"Oh, Plantagenet!"

"Cora, there are different natures which have each their own excellencies and their own defects. I will not admit that I am a coward, believing as I do that I could dare to face necessary danger. But I cannot endure to have my character impugned,—even by Mr. Slide and Mr. Lopez."

"What matter,—if you are in the right? Why blench if your conscience accuses you of no fault? I would not blench even if it did. What;—is a man to be put in the front of everything, and then to be judged as though he could give all his time to the picking of his steps?"

"Just so! And he must pick them more warily than another."

"I do not believe it. You see all this with jaundiced eyes. I read somewhere the other day that the great ships have always little worms attached to them, but that the great ships swim on and know nothing of the worms."
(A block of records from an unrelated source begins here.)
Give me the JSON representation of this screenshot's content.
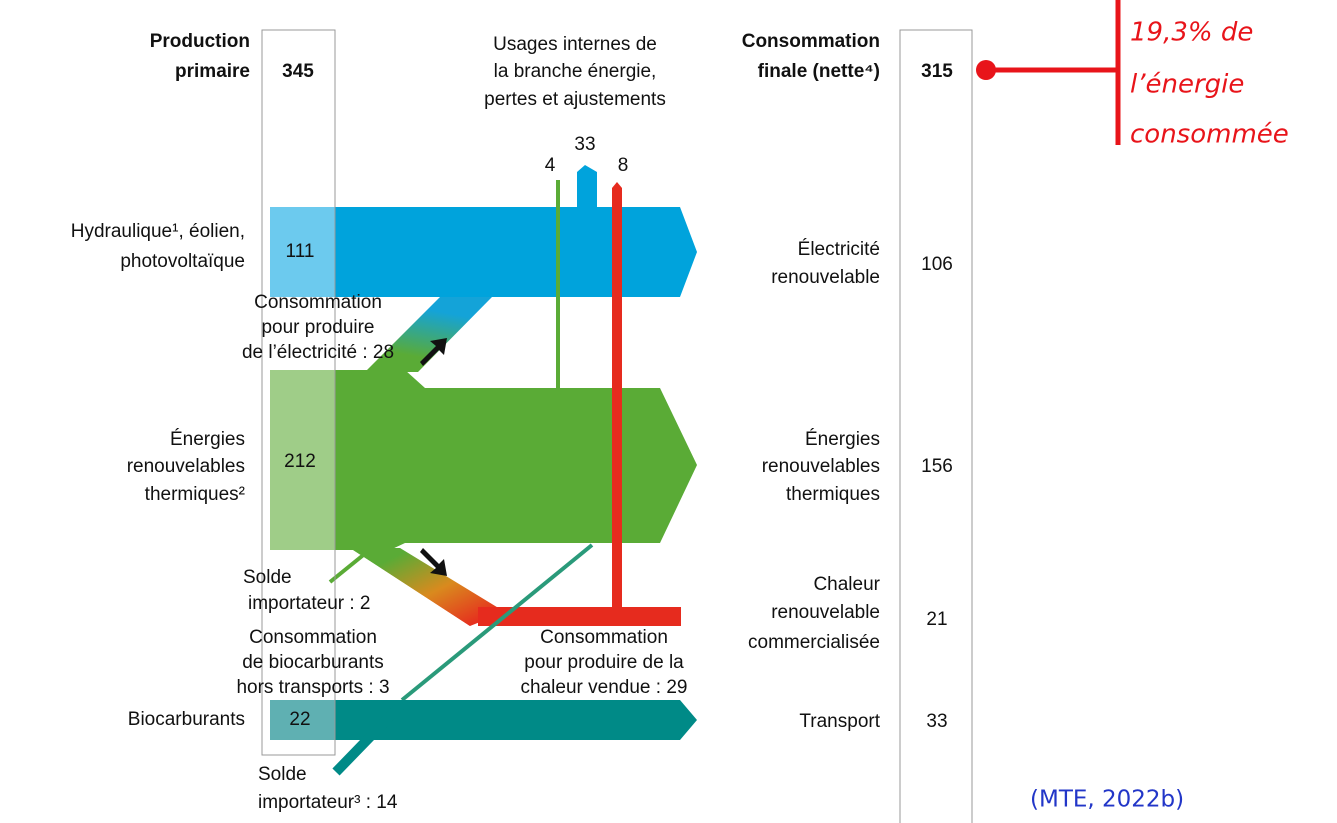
{
  "production": {
    "title": [
      "Production",
      "primaire"
    ],
    "total": "345"
  },
  "consumption": {
    "title": [
      "Consommation",
      "finale (nette⁴)"
    ],
    "total": "315"
  },
  "internal": {
    "lines": [
      "Usages internes de",
      "la branche énergie,",
      "pertes et ajustements"
    ],
    "values": [
      "4",
      "33",
      "8"
    ]
  },
  "sources": [
    {
      "lines": [
        "Hydraulique¹, éolien,",
        "photovoltaïque"
      ],
      "value": "111"
    },
    {
      "lines": [
        "Énergies",
        "renouvelables",
        "thermiques²"
      ],
      "value": "212"
    },
    {
      "lines": [
        "Biocarburants"
      ],
      "value": "22"
    }
  ],
  "uses": [
    {
      "lines": [
        "Électricité",
        "renouvelable"
      ],
      "value": "106"
    },
    {
      "lines": [
        "Énergies",
        "renouvelables",
        "thermiques"
      ],
      "value": "156"
    },
    {
      "lines": [
        "Chaleur",
        "renouvelable",
        "commercialisée"
      ],
      "value": "21"
    },
    {
      "lines": [
        "Transport"
      ],
      "value": "33"
    }
  ],
  "notes": {
    "electricity": [
      "Consommation",
      "pour produire",
      "de l’électricité : 28"
    ],
    "import1": [
      "Solde",
      "importateur : 2"
    ],
    "biofuel": [
      "Consommation",
      "de biocarburants",
      "hors transports : 3"
    ],
    "heat": [
      "Consommation",
      "pour produire de la",
      "chaleur vendue : 29"
    ],
    "import2": [
      "Solde",
      "importateur³ : 14"
    ]
  },
  "annotation": [
    "19,3% de",
    "l’énergie",
    "consommée"
  ],
  "source": "(MTE, 2022b)"
}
"The worms conquer at last."

"They shouldn't conquer me! After all, what is it that they say about the money? That you ought not to have paid it?"

"I begin to think that I was wrong to pay it."

"You certainly were not wrong. I had led the man on. I had been mistaken. I had thought that he was a gentleman. Having led him on at first, before you had spoken to me, I did not like to go back from my word. I did go to the man at Silverbridge who sells the pots, and no doubt the man, when thus encouraged, told it all to Lopez. When Lopez went to the town he did suppose that he would have what the people call the Castle interest."

"And I had done so much to prevent it!"